For this reason, a significant amount of renewable energy capacity hasn’t been incorporated into the grid as it might have been, with California being a prime example. The state passed a law in 2015 requiring 50% of all electricity in the state to come from renewable sources by 2030. However, after lawmakers were pressured by utility lobbyists, the law only counted energy coming from large producers running centralized stations, excluding rooftop solar from individual homes. This despite the extremely rapid growth of such capacity: As of 2015, rooftop solar was producing three times as much as centralized stations.
An amendment in 2018 changed this, allowing the inclusion of essentially all renewable energy sources. The fact that they were first excluded, Bakke told me, reflects the general distrust energy authorities have for smaller-scale energy projects because they can bypass centralized systems management.

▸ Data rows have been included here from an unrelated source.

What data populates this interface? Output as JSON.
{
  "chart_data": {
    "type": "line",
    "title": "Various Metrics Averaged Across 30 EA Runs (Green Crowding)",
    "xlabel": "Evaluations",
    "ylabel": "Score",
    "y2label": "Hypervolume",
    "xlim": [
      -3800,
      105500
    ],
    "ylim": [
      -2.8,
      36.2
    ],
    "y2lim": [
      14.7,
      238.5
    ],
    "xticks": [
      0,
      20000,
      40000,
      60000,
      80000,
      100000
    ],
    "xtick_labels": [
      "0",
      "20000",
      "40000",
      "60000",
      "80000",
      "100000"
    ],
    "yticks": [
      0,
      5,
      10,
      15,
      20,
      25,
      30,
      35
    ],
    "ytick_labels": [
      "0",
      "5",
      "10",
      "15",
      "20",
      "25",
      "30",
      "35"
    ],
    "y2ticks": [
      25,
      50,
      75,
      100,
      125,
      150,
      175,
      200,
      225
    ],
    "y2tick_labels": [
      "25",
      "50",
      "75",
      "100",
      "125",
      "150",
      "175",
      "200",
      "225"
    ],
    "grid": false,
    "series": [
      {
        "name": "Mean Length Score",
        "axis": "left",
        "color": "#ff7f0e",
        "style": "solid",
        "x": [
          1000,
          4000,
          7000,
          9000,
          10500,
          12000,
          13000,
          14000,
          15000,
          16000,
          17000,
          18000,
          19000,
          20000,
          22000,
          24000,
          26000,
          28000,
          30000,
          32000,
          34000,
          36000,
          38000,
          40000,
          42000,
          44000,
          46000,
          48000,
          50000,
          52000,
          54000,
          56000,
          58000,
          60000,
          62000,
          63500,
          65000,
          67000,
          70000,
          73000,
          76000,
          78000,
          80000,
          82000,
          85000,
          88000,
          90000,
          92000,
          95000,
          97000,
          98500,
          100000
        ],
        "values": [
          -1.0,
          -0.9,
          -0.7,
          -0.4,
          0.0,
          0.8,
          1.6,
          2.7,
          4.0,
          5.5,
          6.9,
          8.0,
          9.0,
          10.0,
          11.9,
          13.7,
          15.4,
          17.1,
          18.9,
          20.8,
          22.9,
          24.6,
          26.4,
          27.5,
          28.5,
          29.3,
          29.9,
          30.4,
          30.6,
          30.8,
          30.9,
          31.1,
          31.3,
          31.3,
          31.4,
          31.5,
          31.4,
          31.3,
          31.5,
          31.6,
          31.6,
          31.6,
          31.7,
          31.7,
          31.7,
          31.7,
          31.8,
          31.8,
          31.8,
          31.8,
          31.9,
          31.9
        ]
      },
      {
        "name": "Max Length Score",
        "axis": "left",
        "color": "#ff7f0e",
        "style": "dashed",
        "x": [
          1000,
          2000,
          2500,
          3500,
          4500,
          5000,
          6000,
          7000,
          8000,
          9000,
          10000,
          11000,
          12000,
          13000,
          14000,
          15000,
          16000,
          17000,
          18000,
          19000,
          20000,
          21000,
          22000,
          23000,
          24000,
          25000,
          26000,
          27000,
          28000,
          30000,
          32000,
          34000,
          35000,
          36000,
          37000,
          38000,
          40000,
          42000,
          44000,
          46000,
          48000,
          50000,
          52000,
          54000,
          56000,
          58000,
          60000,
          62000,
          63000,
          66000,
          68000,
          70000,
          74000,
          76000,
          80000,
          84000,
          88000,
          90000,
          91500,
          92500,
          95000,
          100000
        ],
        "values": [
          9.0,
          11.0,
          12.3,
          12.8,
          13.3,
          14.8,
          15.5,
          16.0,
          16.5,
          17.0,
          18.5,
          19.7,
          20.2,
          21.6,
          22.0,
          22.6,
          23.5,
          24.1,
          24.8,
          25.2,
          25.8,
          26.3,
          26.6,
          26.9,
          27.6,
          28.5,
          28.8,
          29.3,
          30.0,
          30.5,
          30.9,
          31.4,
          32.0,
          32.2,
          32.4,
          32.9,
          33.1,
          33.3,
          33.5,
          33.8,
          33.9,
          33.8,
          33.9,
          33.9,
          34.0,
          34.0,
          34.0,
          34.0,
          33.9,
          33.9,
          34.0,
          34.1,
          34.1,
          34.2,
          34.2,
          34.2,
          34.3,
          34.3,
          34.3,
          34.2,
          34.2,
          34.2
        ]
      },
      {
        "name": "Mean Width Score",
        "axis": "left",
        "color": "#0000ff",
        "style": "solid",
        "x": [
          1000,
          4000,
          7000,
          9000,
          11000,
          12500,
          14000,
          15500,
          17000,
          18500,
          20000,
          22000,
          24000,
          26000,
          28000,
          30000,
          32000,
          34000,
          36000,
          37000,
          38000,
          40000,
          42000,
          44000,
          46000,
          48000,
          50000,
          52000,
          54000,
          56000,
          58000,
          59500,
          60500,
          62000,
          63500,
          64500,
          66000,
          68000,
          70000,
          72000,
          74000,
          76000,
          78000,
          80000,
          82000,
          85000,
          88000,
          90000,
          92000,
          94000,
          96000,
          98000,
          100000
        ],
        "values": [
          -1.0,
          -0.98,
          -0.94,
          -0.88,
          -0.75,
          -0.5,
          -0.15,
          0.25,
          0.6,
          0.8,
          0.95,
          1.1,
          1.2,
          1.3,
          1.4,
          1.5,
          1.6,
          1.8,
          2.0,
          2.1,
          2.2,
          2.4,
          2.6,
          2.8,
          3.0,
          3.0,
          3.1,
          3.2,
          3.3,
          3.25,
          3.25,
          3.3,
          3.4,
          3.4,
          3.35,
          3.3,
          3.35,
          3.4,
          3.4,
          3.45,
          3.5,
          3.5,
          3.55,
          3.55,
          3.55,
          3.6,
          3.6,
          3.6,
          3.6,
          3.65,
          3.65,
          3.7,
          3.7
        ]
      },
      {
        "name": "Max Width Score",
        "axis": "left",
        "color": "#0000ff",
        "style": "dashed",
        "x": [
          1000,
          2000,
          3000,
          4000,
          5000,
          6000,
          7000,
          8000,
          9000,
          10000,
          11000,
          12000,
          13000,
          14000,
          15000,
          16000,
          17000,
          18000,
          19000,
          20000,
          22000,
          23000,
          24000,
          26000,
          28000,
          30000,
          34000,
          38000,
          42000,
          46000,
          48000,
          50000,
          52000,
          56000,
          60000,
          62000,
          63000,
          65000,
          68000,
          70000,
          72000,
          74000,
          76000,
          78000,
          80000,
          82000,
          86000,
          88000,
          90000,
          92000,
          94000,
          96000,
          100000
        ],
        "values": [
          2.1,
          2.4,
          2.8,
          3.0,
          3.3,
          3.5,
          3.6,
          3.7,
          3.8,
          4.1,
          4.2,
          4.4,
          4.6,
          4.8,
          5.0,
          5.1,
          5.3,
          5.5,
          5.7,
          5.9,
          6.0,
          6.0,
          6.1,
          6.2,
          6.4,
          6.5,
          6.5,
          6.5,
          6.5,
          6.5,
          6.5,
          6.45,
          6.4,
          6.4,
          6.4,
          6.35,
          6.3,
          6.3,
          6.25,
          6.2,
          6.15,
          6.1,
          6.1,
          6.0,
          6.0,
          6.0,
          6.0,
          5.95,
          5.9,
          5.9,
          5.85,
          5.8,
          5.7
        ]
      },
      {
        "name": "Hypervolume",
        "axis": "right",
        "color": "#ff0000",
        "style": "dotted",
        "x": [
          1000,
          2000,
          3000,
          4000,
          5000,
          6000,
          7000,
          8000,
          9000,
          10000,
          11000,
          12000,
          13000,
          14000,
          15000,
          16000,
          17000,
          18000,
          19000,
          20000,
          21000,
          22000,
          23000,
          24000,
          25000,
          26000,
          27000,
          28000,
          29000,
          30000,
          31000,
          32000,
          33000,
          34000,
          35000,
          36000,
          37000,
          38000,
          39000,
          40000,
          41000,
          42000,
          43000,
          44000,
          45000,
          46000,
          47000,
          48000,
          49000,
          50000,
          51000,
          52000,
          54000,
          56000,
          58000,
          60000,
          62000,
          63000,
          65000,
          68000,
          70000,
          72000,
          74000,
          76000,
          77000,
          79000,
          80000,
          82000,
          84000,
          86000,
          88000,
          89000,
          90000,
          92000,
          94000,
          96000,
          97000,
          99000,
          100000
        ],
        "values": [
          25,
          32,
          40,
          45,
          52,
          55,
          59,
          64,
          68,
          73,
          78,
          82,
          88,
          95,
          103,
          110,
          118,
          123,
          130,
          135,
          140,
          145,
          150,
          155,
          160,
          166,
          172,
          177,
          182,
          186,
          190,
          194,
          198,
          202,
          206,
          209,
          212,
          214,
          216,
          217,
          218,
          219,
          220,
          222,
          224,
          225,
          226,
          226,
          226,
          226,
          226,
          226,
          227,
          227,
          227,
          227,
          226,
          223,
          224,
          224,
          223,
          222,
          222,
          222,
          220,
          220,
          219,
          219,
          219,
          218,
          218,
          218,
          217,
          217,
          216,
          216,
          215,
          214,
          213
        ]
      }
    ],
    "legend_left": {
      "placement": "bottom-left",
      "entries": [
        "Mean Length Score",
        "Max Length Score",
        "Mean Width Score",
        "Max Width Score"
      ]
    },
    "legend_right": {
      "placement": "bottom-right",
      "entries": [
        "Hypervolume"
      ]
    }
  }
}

“The right path would have been the more difficult one — to ask the utilities to work out a system whereby all renewable power was counted and integrated in the 2030 goal,” Bakke says of the 2015 law. “There’s a ton of rooftop solar available.”
As if the complexity of the emerging grid weren’t enough, the problems facing energy producers will grow worse with as temperatures rise. Mikhail Chester, an associate professor at Arizona State University’s School of Sustainable Engineering and the Built Environment, points out that much of the current U.S. electrical grid was built decades ago and designed to cope with temperatures and environmental conditions typical of the past three or four decades. As temperatures rise, the efficiency of both energy generation and distribution is likely to suffer — power lines can’t dissipate heat quickly enough, and components fail more frequently. In a modeling study of Arizona’s grid, Chester and colleagues estimated that every 1-degree-Celsius rise in temperatures will make key power-system components fail three times as quickly and make cascading power outages 30 times more likely.
Hence, there’s an urgent need to figure out how to re-engineer the grid to be more resilient even as the climate becomes more unstable.
“How to do this is the trillion-dollar question,” says Chester, “and there’s no clean answer at this point. The science and engineering are emerging; the question is, Are they emerging and being implemented fast enough?”
As in California, we’re likely to see encouraging surges of success in implementing renewable energy, followed by unanticipated failures, as a diversified power industry — along with millions of individual energy producers — feels its way by trial and error toward an electrical grid able to cope with an uncertain climate future.
What’s clear, notes Bakke, “is that we cannot continue to make electricity from fossil fuels. Because of climate change, it just keeps getting hotter and harder. So we have to find a way to do it with renewables. In California, our efforts are currently failing, and maybe, in the end, we will fail.”
But Bakke is optimistic. “There are so many really smart people working to make it happen,” she says. “But we don’t know if it’s even possible — especially as climate conditions grow worse — to have an electrical grid of the kind we’ve been used to.”